Empezando por ponerte el ya citado EPI sobre tu ropa –que para quien no lo haya probado es un mono de plástico dentro del cual la sensación térmica se eleva unos cuantos grados y sudas a mares–, colocarte una mascarilla tipo FFP2, unas gafas similares a las de buceo, cubrir la cabeza con la capucha y las manos con guantes. Una vez protegida, pasabas por una estación de descontaminación donde te vaporizaban de pies a cabeza con una mezcla de agua y lejía, desinfectaban también el calzado con el que ibas a entrar al recinto y, con una bayeta impregnada en la misma mezcla, tenías que limpiar el equipo fotográfico y su funda.
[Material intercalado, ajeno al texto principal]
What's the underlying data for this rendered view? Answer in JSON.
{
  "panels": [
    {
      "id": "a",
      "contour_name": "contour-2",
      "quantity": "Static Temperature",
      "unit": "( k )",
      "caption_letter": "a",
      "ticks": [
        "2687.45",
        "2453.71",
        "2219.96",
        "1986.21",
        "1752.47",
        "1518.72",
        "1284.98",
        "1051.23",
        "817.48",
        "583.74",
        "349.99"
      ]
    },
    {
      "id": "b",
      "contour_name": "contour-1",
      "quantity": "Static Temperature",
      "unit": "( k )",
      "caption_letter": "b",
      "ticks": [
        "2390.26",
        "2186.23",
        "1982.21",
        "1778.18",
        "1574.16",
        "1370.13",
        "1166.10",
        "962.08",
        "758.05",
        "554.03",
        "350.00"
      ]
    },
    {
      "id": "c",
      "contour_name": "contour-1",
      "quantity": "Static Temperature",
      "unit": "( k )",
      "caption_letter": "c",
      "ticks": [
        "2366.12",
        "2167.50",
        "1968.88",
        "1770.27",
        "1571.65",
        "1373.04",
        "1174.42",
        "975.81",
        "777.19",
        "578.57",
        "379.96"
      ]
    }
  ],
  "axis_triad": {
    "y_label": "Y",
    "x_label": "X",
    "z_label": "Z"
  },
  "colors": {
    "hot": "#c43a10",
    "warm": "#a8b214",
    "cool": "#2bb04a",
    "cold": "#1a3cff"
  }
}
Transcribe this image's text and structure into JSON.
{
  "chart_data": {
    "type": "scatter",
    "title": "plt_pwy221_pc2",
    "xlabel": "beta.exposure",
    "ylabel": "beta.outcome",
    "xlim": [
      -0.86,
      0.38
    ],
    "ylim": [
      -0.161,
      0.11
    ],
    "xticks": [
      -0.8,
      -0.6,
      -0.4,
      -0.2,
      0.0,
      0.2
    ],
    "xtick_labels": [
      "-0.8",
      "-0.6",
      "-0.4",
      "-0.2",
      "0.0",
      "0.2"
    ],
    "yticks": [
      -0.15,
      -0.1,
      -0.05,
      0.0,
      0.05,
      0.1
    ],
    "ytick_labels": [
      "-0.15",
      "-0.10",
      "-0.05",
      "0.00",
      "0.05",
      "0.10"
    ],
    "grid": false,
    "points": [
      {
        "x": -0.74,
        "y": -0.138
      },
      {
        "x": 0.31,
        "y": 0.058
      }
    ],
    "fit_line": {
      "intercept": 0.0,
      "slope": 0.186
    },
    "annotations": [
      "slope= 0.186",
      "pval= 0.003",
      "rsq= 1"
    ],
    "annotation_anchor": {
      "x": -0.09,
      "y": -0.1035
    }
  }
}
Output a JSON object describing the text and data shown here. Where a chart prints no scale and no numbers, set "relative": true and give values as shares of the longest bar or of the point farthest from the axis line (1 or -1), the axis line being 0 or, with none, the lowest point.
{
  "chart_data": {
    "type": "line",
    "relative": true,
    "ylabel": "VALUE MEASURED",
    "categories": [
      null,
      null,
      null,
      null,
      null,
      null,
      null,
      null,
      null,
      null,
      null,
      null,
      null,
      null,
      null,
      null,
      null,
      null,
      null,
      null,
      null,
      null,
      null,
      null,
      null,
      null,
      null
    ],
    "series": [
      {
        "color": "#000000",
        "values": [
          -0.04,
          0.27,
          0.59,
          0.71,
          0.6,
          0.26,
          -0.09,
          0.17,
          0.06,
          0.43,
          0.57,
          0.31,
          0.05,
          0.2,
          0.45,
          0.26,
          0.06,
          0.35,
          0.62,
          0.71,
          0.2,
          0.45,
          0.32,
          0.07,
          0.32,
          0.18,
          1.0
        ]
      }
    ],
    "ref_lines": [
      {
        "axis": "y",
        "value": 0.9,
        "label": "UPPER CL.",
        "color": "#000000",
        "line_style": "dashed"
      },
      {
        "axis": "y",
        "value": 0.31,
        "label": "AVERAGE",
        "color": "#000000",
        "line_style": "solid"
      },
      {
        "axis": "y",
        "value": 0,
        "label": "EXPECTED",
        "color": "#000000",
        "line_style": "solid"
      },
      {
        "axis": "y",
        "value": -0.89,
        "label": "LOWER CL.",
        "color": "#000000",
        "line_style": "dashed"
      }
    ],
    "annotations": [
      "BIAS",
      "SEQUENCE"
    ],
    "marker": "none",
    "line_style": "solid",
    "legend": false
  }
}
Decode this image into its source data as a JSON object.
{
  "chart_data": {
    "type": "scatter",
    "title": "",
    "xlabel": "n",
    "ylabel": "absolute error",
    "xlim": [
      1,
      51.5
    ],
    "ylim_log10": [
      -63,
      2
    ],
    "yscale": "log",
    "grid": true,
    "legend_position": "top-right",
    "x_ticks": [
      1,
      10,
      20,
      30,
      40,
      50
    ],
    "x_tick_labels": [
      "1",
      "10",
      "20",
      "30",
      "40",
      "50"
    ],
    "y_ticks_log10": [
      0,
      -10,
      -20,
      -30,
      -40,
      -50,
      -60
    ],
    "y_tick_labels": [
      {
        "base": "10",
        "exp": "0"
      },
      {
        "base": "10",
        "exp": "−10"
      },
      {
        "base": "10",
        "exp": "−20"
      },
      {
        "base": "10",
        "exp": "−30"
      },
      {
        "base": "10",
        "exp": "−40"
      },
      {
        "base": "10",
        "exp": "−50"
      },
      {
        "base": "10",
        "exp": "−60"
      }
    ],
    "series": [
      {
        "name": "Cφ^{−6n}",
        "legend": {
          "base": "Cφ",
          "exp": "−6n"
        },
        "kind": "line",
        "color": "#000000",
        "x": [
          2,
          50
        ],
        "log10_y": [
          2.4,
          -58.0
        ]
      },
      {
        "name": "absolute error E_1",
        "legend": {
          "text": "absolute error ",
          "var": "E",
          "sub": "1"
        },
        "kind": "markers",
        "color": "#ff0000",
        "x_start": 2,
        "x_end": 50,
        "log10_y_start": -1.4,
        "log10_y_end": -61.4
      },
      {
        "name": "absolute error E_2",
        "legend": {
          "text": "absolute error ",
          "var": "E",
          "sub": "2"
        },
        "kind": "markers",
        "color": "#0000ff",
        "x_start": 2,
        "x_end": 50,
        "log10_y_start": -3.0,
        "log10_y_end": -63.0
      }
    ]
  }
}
Al entrar, los militares que iban a hacer el trabajo se dividían en equipos. Y comenzaban a nebulizar la mezcla a base de lejía o, en el caso de los hospitales, de un compuesto antiviral. Trabajaban a una velocidad endiablada, y esquivando las ráfagas de producto, yo intentaba permanecer lo más pegada a ellos para fotografiar desde su mismo punto de vista.
El planeamiento de las sesiones estaba claro. Pero hacerlo no resultaba fácil. El primer impulso, el de acercarte la cámara al ojo, chocaba con las aparatosas gafas, que además estaban empañadas por dentro y salpicadas con gotitas de lejía por fuera. Tuve que trabajar a través del live view de la cámara, sin ver de forma clara qué estaba a foco. Y aquí entró en escena una de las funciones que más me gustan de la Fujifilm X-T2: la ayuda al enfoque en modo manual. Tanto el Focus Peaking como la pantalla dual han sido fundamentales para mí en este periplo.
Hubo otros escenarios. Algunos aparentemente más sencillos. También hubo jornadas maratonianas que pusieron a prueba la duración de las baterías –punto en contra con respecto a las réflex, aunque compensado en todo lo demás–.
Al final la foto la hace el fotógrafo y no la cámara. Es una afirmación que comparto al 100%. Pero a día de hoy es innegable que los avances tecnológicos nos facilitan el trabajo en muchas ocasiones. Lo llegan incluso a salvar en los casos más extremos. En las situaciones adversas es donde ves las limitaciones, y después de estos meses puedo decir que me está gustando lo que veo con la serie X de Fujifilm.